A few months ago I was sitting in the ‘Patio de los Naranjos’ outside the Mezquita in Cordoba when I overheard an American lady telling her friend that she wasn’t going to go inside the building because she was “all cathedraled out”. Now if you’ve been travelling around Spain at length I can appreciate that after a while you become overwhelmed by the sheer number of incredible churches and historical monuments that you come across. At some point you can’t help but struggle to appreciate the beauty of these buildings as you travel from city to city. Time permitting that’s when you need a couple of days off.
Kirsty and I have travelled extensively in Asia and Australasia. On every trip we’ve both ‘hit the wall’ at some point when one of us has simply had enough of travelling and sightseeing. For us the solution is always to check into a nice place to stay, preferably with a pool, and just chill out for a few days. This shouldn’t be an issue in Spain unless you’re travelling for weeks on end but if it does happen to you don’t make the mistake of missing out on some of the country’s greatest sights because you’re getting tired. I spoke to the American lady and suggested that she did go inside the cathedral in Cordoba as there is nowhere like it in the world – after the Christian reconquest part of the mosque was converted into a Catholic church – but I suspect her mind was made up and she missed out on one of Spain’s great attractions.

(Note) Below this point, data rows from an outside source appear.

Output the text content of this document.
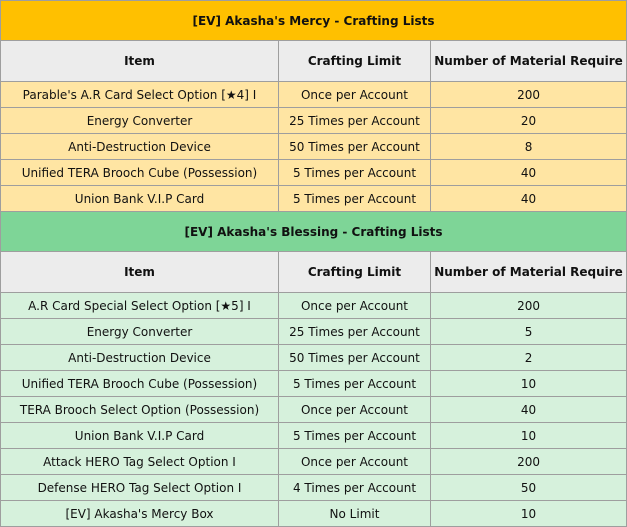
[EV] Akasha's Mercy - Crafting Lists		
Item	Crafting Limit	Number of Material Require
Parable's A.R Card Select Option [★4] I	Once per Account	200
Energy Converter	25 Times per Account	20
Anti-Destruction Device	50 Times per Account	8
Unified TERA Brooch Cube (Possession)	5 Times per Account	40
Union Bank V.I.P Card	5 Times per Account	40
[EV] Akasha's Blessing - Crafting Lists		
Item	Crafting Limit	Number of Material Require
A.R Card Special Select Option [★5] I	Once per Account	200
Energy Converter	25 Times per Account	5
Anti-Destruction Device	50 Times per Account	2
Unified TERA Brooch Cube (Possession)	5 Times per Account	10
TERA Brooch Select Option (Possession)	Once per Account	40
Union Bank V.I.P Card	5 Times per Account	10
Attack HERO Tag Select Option I	Once per Account	200
Defense HERO Tag Select Option I	4 Times per Account	50
[EV] Akasha's Mercy Box	No Limit	10
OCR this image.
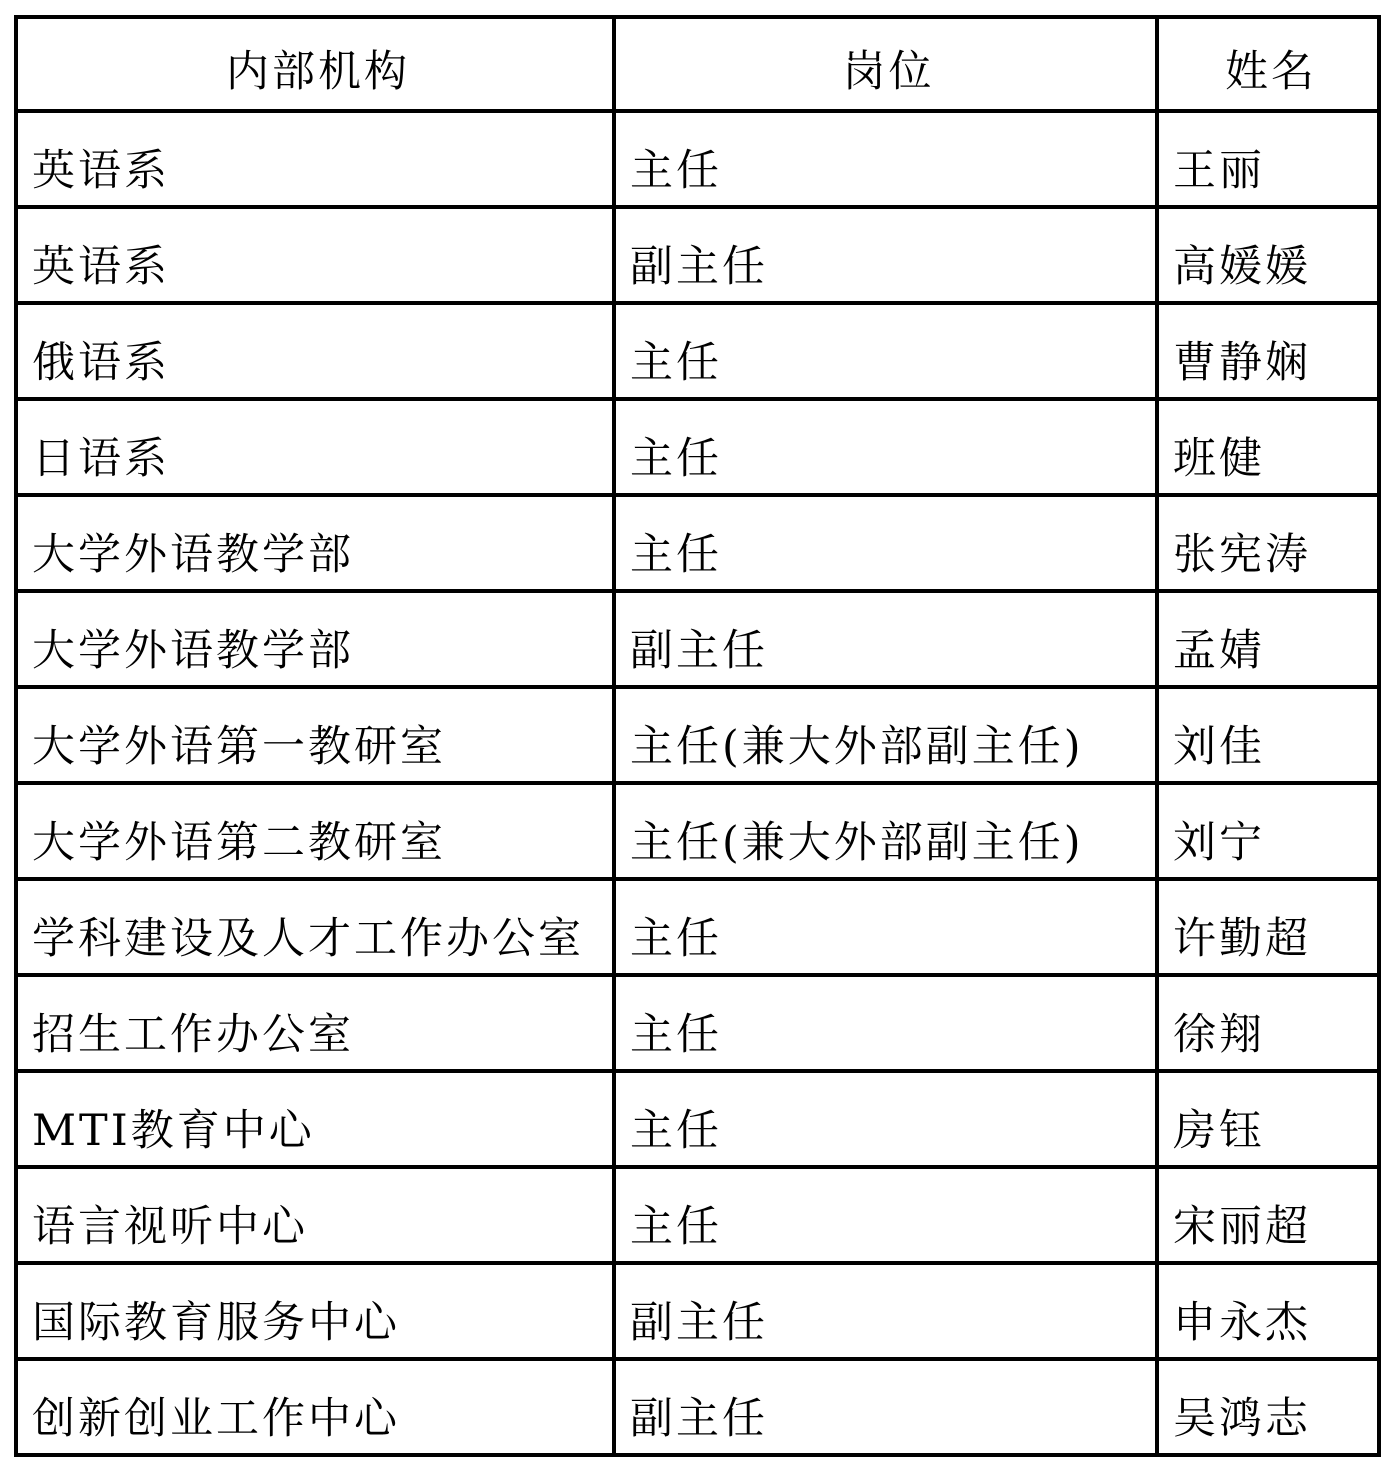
内部机构	岗位	姓名
英语系	主任	王丽
英语系	副主任	高媛媛
俄语系	主任	曹静娴
日语系	主任	班健
大学外语教学部	主任	张宪涛
大学外语教学部	副主任	孟婧
大学外语第一教研室	主任(兼大外部副主任)	刘佳
大学外语第二教研室	主任(兼大外部副主任)	刘宁
学科建设及人才工作办公室	主任	许勤超
招生工作办公室	主任	徐翔
MTI教育中心	主任	房钰
语言视听中心	主任	宋丽超
国际教育服务中心	副主任	申永杰
创新创业工作中心	副主任	吴鸿志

I’ve been to churches and cathedrals all over the country and after being on the road for a while can get that blasé feeling of being underwhelmed by incredible sights. Now what I’d like to do is list my top 10 cathedrals in Spain. Of course, this is once again a completely subjective selection based on my own travel experiences so I welcome you to add any additional recommendations in the comments section at the end of the page. Having said that, if you’re visiting Spain and really want a definitive ‘Top 10’ then my list won’t be far off. So here goes … in no particular order:
The Great Mosque of Cordoba is at the historic centre of this beautiful city. If you stay overnight (and you should) take a walk around in the evening when all the day visitors have gone. It’s incredibly atmospheric.
Built on the site of the city’s mosque, you’ll be overawed by the enormity of this building which is one of the world’s largest religious buildings. If you’re fit enough climb the steps of the Giralda bell tower which served as the mosque’s minaret for great views all around Seville.
It took more than 250 years to build this cathderal which is simply stunning. A variety of architectural styles are in evidence within the building that once again was built on the site of the city mosque from the days of Moorish rule. It is one of the main attractions on a day-trip from Madrid to Toledo.
Overlooking the Bay of Palma is Mallorca’s La Seu Cathedral which again has Moorish origins. If you’re staying in one of the popular resorts of the south coast it’s well worth a day excursion into Palma. Also check out the former Moorish fort at Palau de l’Almudaina which today serves as a royal residence.
Every year Santiago de Compostela is the final destination of thousands of pilgrims who have walked the ‘Camino de Santiago’ (Way of St James). The city’s stunning cathedral houses the tomb of Saint James (Santiago) and at certain masses the enormous ‘botafumeiro’ incense burner swings up and down the main aisle.
I’d read in a Spain travel guide that the highlight of this cathedral is its stained glass window which didn’t sound a big deal. How wrong I was! Whilst the building is quite stunning both inside and out the multicoloured scene of the ‘Last Supper’ is quite breathtaking and unique amongst Spain’s many fabulous religious buildings.
If you ever take a ferry from the UK to or from Spain and are planning an overnight stay within proximity of the ports of Bilbao or Santander then I’d recommend that you consider Burgos which is an attractive city in its own right but the fabulous Gothic cathedral is enough to justify a visit on its own.
Salamanca’s “new” cathedral dates back to 1513 and encompasses the old cathedral within its walls. Take a wander down at dusk when the building’s sandstone walls seem to glow in the setting sun and try to spot the sculpture of an astronaut and an ice cream cone which appeared in the outer walls during a restoration in the 1990s. It’s true!
If you’re travelling between Barcelona and Madrid by road or rail you should consider taking a look at Zaragoza. The cathedral sits on the banks of the river Ebro and is home to the statue of El Pilar, the city’s patron saint. Seeing the building illuminated across the river at night is simply stunning.
Dominating the old Plaza Mayor in Segovia is my final recommendation which just had to make my list considering the number of times I’ve been there on a Sunday morning jaunt from the village where I used to live in the Sierra de Guadarrama. Take a walk down to the fairy tale Alcázar then look back towards the cathedral for a stunning view, especially in winter when there’s snow on the distant mountains.
I’m sure you have your own additions and I look forward to reading them below. Please note that an obvious addition would have been Gaudi’s Sagrada Familia in Barcelona but this is in fact a church and not a cathedral. Barcelona Cathedral is another fine building located in the Barrio Gòtico (Gothic Quarter) of the city which I could easily have added to my list.